Scratches

Comments on life, the universe and everything from an aging Sixties survivor.

Name:
Location: Massachusetts, United States

Ummm, isn't "about me" part of the point of the blog?

Monday, March 26, 2012

Sartorial statements and other rants

Sometime before 2004, I used to encounter this guy--New Yorker by accent and attitude--outside the local hardware store. If I happened to have picked up my Red Sox hat on the way out the door, he'd invariably sing out "so how about those Sox?" This of course happened more often when the Sox record was unimpressive.

Eventually he said it once too often and I snapped back, "it's a hat."

My daughter brought me back a U of Texas t-shirt as a souvenir of her cross-country auto trip some years back. I gave up wearing it after hearing a number of actual U of T grads wish me "hook 'em, horns," or make the horns gesture. I figured out eventually that it was a social gesture, not an insult.

For some years, as part of my defence against the Beast, I have worn hoodies for most of the cold months. Now I learn that because I wear a hoodie, I must be a gangsta and therefore it's fair for any white guy packing to shoot me on sight.
This insight is of course courtesy of Geraldo Rivera. In media packed with entertainers playing journalists, Rivera has long stood alone in his idiocy. There was a slight window for doubt that he's a total doofus, but he has now slammed that shut. Even Fox must find him hard to stomach.

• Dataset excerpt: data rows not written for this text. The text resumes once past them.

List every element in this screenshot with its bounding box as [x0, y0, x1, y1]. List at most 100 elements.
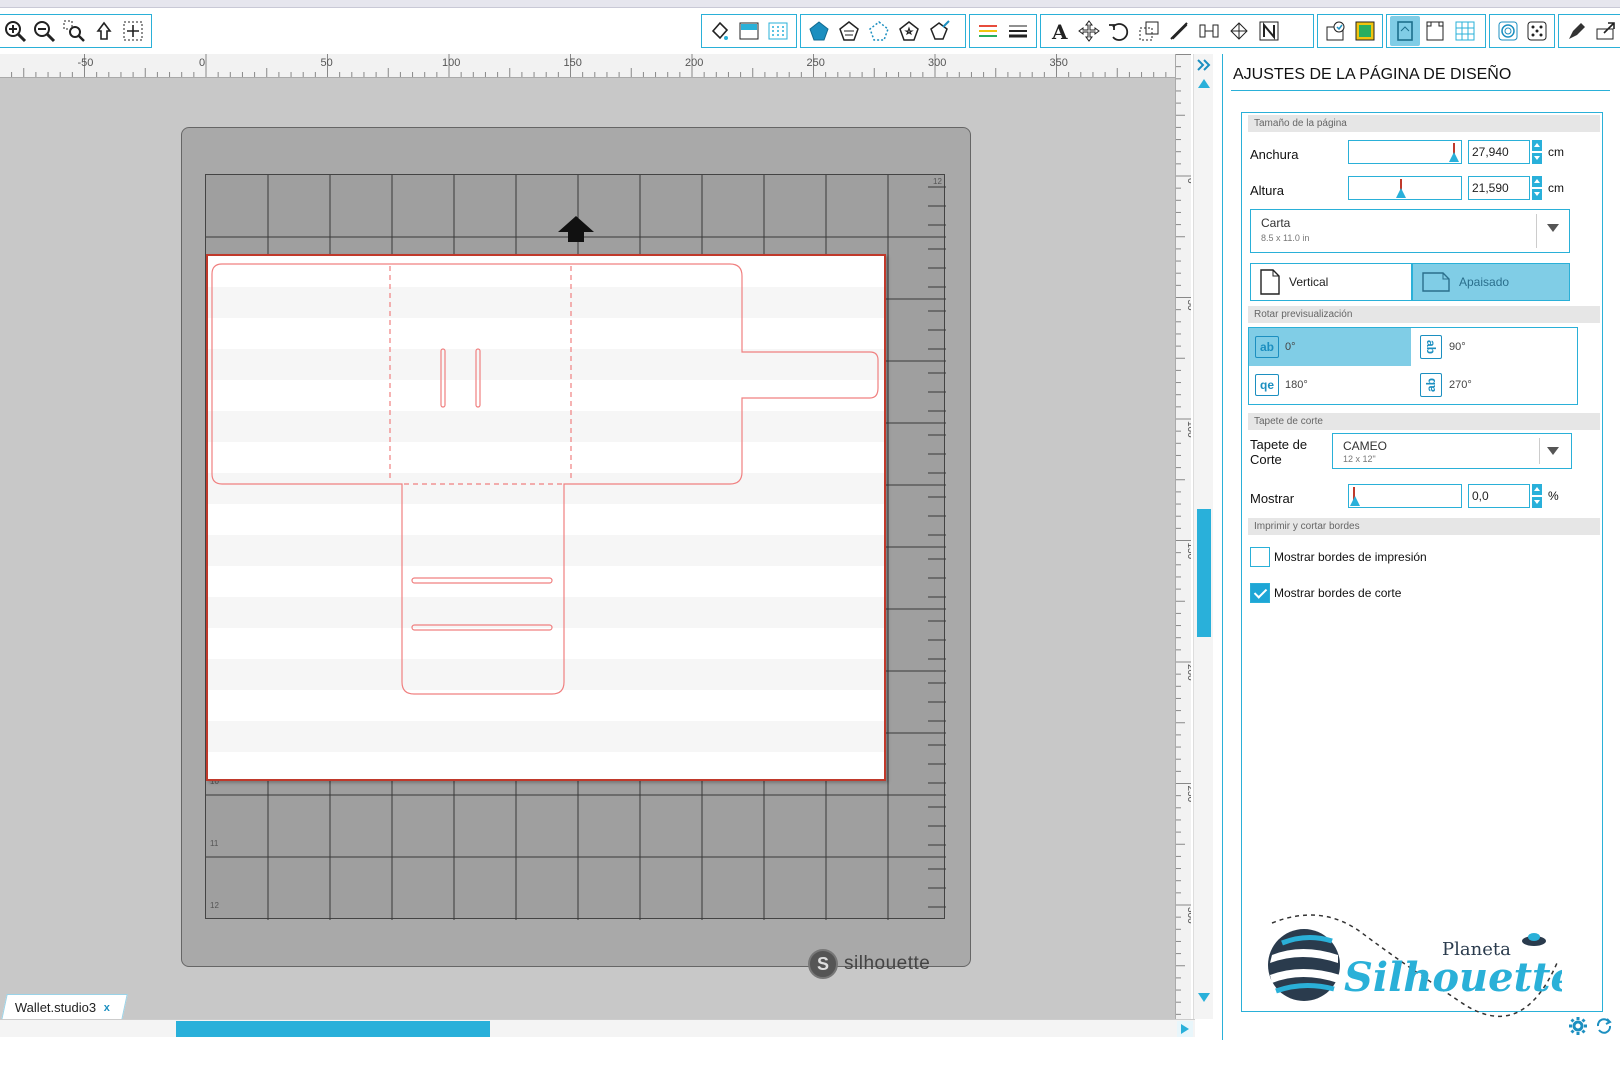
- pattern-icon[interactable]: [764, 16, 793, 46]
- height-slider[interactable]: [1348, 176, 1462, 200]
- horizontal-scrollbar[interactable]: [0, 1019, 1195, 1037]
- line-style-icon[interactable]: [1003, 16, 1033, 46]
- fill-icon[interactable]: [705, 16, 734, 46]
- increment-icon[interactable]: [1532, 484, 1542, 495]
- chevron-down-icon[interactable]: [1547, 447, 1559, 455]
- pentagon-star-icon[interactable]: [894, 16, 924, 46]
- height-input[interactable]: 21,590: [1468, 176, 1530, 200]
- cut-border-icon[interactable]: [1420, 16, 1450, 46]
- document-tab-label: Wallet.studio3: [14, 1000, 97, 1015]
- collapse-panel-icon[interactable]: [1194, 54, 1214, 74]
- fit-page-icon[interactable]: [118, 16, 148, 46]
- orientation-vertical-button[interactable]: Vertical: [1250, 263, 1412, 301]
- line-color-icon[interactable]: [973, 16, 1003, 46]
- panel-title: AJUSTES DE LA PÁGINA DE DISEÑO: [1233, 66, 1512, 83]
- pan-icon[interactable]: [89, 16, 119, 46]
- rotate-270-option[interactable]: ab 270°: [1413, 366, 1575, 404]
- scroll-right-icon[interactable]: [1177, 1021, 1193, 1037]
- svg-text:A: A: [1051, 20, 1068, 43]
- zoom-in-icon[interactable]: [0, 16, 30, 46]
- library-toolbar-group: [1317, 14, 1383, 48]
- text-icon[interactable]: A: [1044, 16, 1074, 46]
- increment-icon[interactable]: [1532, 140, 1542, 151]
- replicate-icon[interactable]: [1224, 16, 1254, 46]
- orientation-landscape-button[interactable]: Apaisado: [1412, 263, 1570, 301]
- cut-borders-checkbox[interactable]: [1250, 583, 1270, 603]
- landscape-page-icon: [1422, 272, 1450, 292]
- height-slider-handle[interactable]: [1396, 188, 1406, 198]
- gradient-icon[interactable]: [734, 16, 763, 46]
- rotate-90-icon: ab: [1420, 335, 1442, 359]
- chevron-down-icon[interactable]: [1547, 224, 1559, 232]
- width-spinner[interactable]: [1532, 140, 1542, 164]
- show-mat-spinner[interactable]: [1532, 484, 1542, 508]
- decrement-icon[interactable]: [1532, 497, 1542, 508]
- pentagon-edit-icon[interactable]: [924, 16, 954, 46]
- show-mat-input[interactable]: 0,0: [1468, 484, 1530, 508]
- width-slider[interactable]: [1348, 140, 1462, 164]
- grid-icon[interactable]: [1450, 16, 1480, 46]
- print-cut-header: Imprimir y cortar bordes: [1248, 518, 1600, 535]
- zoom-select-icon[interactable]: [59, 16, 89, 46]
- page-setup-icon[interactable]: [1390, 16, 1420, 46]
- decrement-icon[interactable]: [1532, 189, 1542, 200]
- cutting-mat-select[interactable]: CAMEO 12 x 12": [1332, 433, 1572, 469]
- ruler-label: 0: [199, 57, 205, 69]
- ruler-label: 100: [442, 57, 460, 69]
- height-spinner[interactable]: [1532, 176, 1542, 200]
- horizontal-scroll-thumb[interactable]: [176, 1021, 490, 1037]
- print-cut-icon[interactable]: [1350, 16, 1379, 46]
- scroll-down-icon[interactable]: [1194, 991, 1214, 1005]
- width-input[interactable]: 27,940: [1468, 140, 1530, 164]
- scale-icon[interactable]: [1134, 16, 1164, 46]
- registration-icon[interactable]: [1493, 16, 1522, 46]
- zoom-out-icon[interactable]: [30, 16, 60, 46]
- scroll-up-icon[interactable]: [1194, 76, 1214, 90]
- send-icon[interactable]: [1591, 16, 1620, 46]
- page-size-select[interactable]: Carta 8.5 x 11.0 in: [1250, 209, 1570, 253]
- ruler-label: 300: [928, 57, 946, 69]
- ruler-label: 50: [1185, 300, 1191, 312]
- design-page[interactable]: [206, 254, 886, 781]
- design-canvas[interactable]: 12 9 10 11 12: [0, 78, 1175, 1019]
- shear-icon[interactable]: [1164, 16, 1194, 46]
- increment-icon[interactable]: [1532, 176, 1542, 187]
- sync-icon[interactable]: [1594, 1016, 1614, 1036]
- select-divider: [1539, 438, 1540, 464]
- print-borders-checkbox[interactable]: [1250, 547, 1270, 567]
- sketch-icon[interactable]: [1562, 16, 1591, 46]
- ruler-label: -50: [78, 57, 94, 69]
- feed-direction-arrow-icon: [558, 216, 594, 242]
- rotate-icon[interactable]: [1104, 16, 1134, 46]
- planeta-silhouette-logo: Planeta Silhouette: [1268, 914, 1562, 1018]
- mat-brand-text: silhouette: [844, 953, 931, 974]
- portrait-page-icon: [1260, 269, 1280, 295]
- page-size-dimensions: 8.5 x 11.0 in: [1261, 233, 1310, 243]
- silhouette-s-logo-icon: S: [808, 949, 838, 979]
- show-mat-slider[interactable]: [1348, 484, 1462, 508]
- pentagon-fill-icon[interactable]: [804, 16, 834, 46]
- document-tab[interactable]: Wallet.studio3 x: [1, 994, 129, 1020]
- nest-icon[interactable]: [1254, 16, 1284, 46]
- wallet-template-shape[interactable]: [208, 256, 884, 779]
- silhouette-mat-logo: S silhouette: [808, 949, 930, 979]
- align-icon[interactable]: [1194, 16, 1224, 46]
- show-mat-slider-handle[interactable]: [1350, 496, 1360, 506]
- close-tab-icon[interactable]: x: [104, 1002, 110, 1014]
- vertical-scroll-thumb[interactable]: [1197, 509, 1211, 637]
- width-slider-handle[interactable]: [1449, 152, 1459, 162]
- decrement-icon[interactable]: [1532, 153, 1542, 164]
- rotate-180-option[interactable]: qe 180°: [1249, 366, 1411, 404]
- trace-icon[interactable]: [1522, 16, 1551, 46]
- pentagon-outline-icon[interactable]: [834, 16, 864, 46]
- rotate-90-option[interactable]: ab 90°: [1413, 328, 1575, 366]
- gear-icon[interactable]: [1568, 1016, 1588, 1036]
- height-label: Altura: [1250, 183, 1284, 198]
- rotate-180-label: 180°: [1285, 379, 1308, 391]
- library-icon[interactable]: [1321, 16, 1350, 46]
- pentagon-dashed-icon[interactable]: [864, 16, 894, 46]
- ruler-label: 200: [1185, 664, 1191, 681]
- rotate-0-option[interactable]: ab 0°: [1249, 328, 1411, 366]
- move-icon[interactable]: [1074, 16, 1104, 46]
- vertical-scrollbar[interactable]: [1193, 54, 1213, 1019]
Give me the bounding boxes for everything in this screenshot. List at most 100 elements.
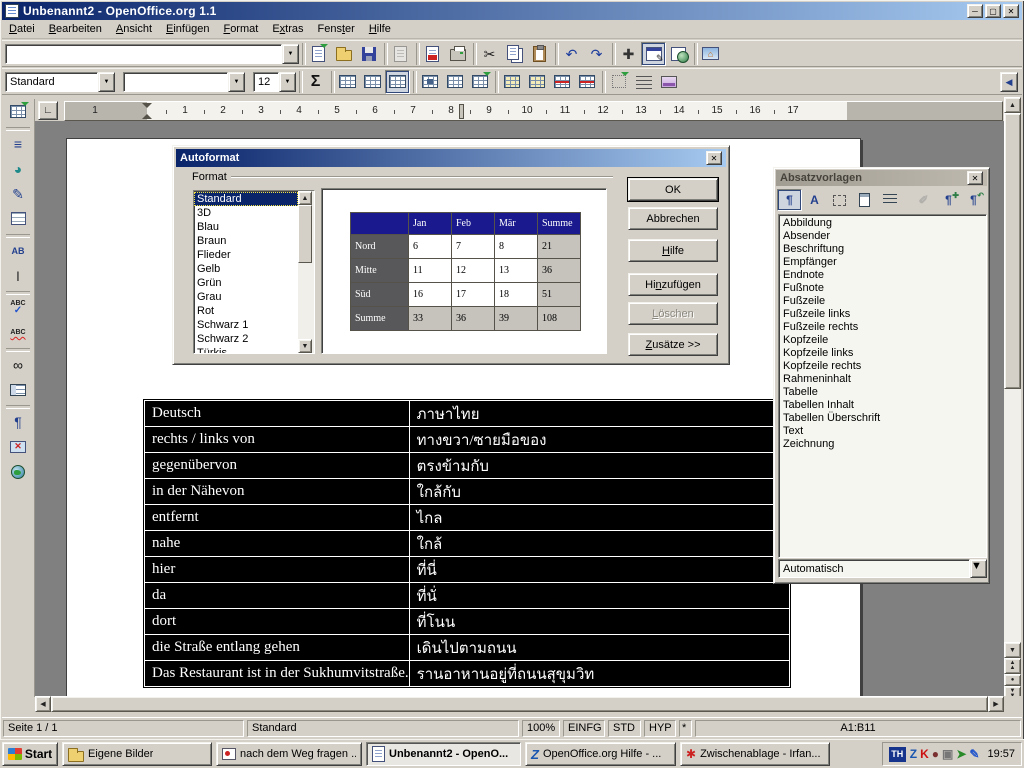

Speaking of idiot media: as I write, the Trayvon Martin backlash pack is in full cry. I'm not the first to wonder a) how it is that Mr. Zimmerman's alleged injuries at the hands of Mr. Martin did not come up until a month after the fact? and b) how it might be that the "stand your ground" defence wouldn't apply to someone armed with Skittles and Ice Tea confronted by a stranger packing heat? And oh so many other things. Note to the lawyers. If Mr. Z had his head pounded on the sidewalk by the vic, and there are (conveniently) no superficial wounds a month later, such trauma would likely leave brain lesions that will be detectable for quite some time yet. Evidence is extremely helpful.

The most remarkable feature of the health care pissing contest is the way that Republicans in general, and the TP in particular, fly passionately to the defence of people after something for nothing. Their darlings are people who can afford health care but don't buy it. They prefer to take their troubles to the nearest Emergency Department (ED) and plead lack of coverage to avoid paying most, or all, of their bill.

The availability of free coverage today (such as it is) was meant to provide care
to those who genuinely can't afford it, not to small business people suffering from Stage 4 cheaps, who won't even cover themselves for fear of cutting into their margin. Reactionaries have a word they like to apply to people they think are after something for nothing, when those people are poor, or old, or not them: freeloaders. It seems to fit the case here. We have private health insuorance, and one reason (the main one) that it costs so much is that we're paying not only for ourselves, and for the system capacity that goes to the indigent, but also for this sort of freeloader. Of course, the same rule is true for government subsidies to, say, oil companies. It's not freeloading when Republicans do it.

Speaking of freeloading, I've spent the last couple of days trying to get a MBTA senior discount pass. In theory, I'm eligible for this because I just had my 65th birthday.

In practice, well.... I went online to see what I could do to expedite the process. The answer is nothing. The T in its wisdom has merged the processes for senior cards and TAP cards (the latter being for people with disabilities). In doing so, any opportunity for an older, non-disabled person to fill out paperwork in advance has vanished. So yesterday I followed the instructions to Back Bay Station to fill out forms and file in person. A helpful T person inside the turnstiles directed me to the office, which is outside the turnstiles. There, a less helpful person said "the-system-is-down-call-tomorrow." Tomorrow is today, and I don't have enough time off to do that. I'll call next Monday, and I'm betting on the same thing happening. (I'm also betting the office still won't inform any T employee on the platform, so that people can turn around without paying a second fare.) The Monday after that I'm booked; the one after that is Patriot's Day, so they'll be closed. Come April 23, I wonder if "the system" will still be down.

Massachusetts residents are well aware of the MBTA's budget shortfall, and that the cuts the T will make to close the gap will be announced next week. Being more than a little paranoid, I have to wonder whether this is an unannounced part of the plan: simply stop enrolling new riders in the discount plans. That surely would meet Republican approval. Tough cookies if some senior has to go without their cat food dinner to ride the T, or if someone in a wheelchair has to ride their own two wheels from Lynn to Boston. There will be a later report.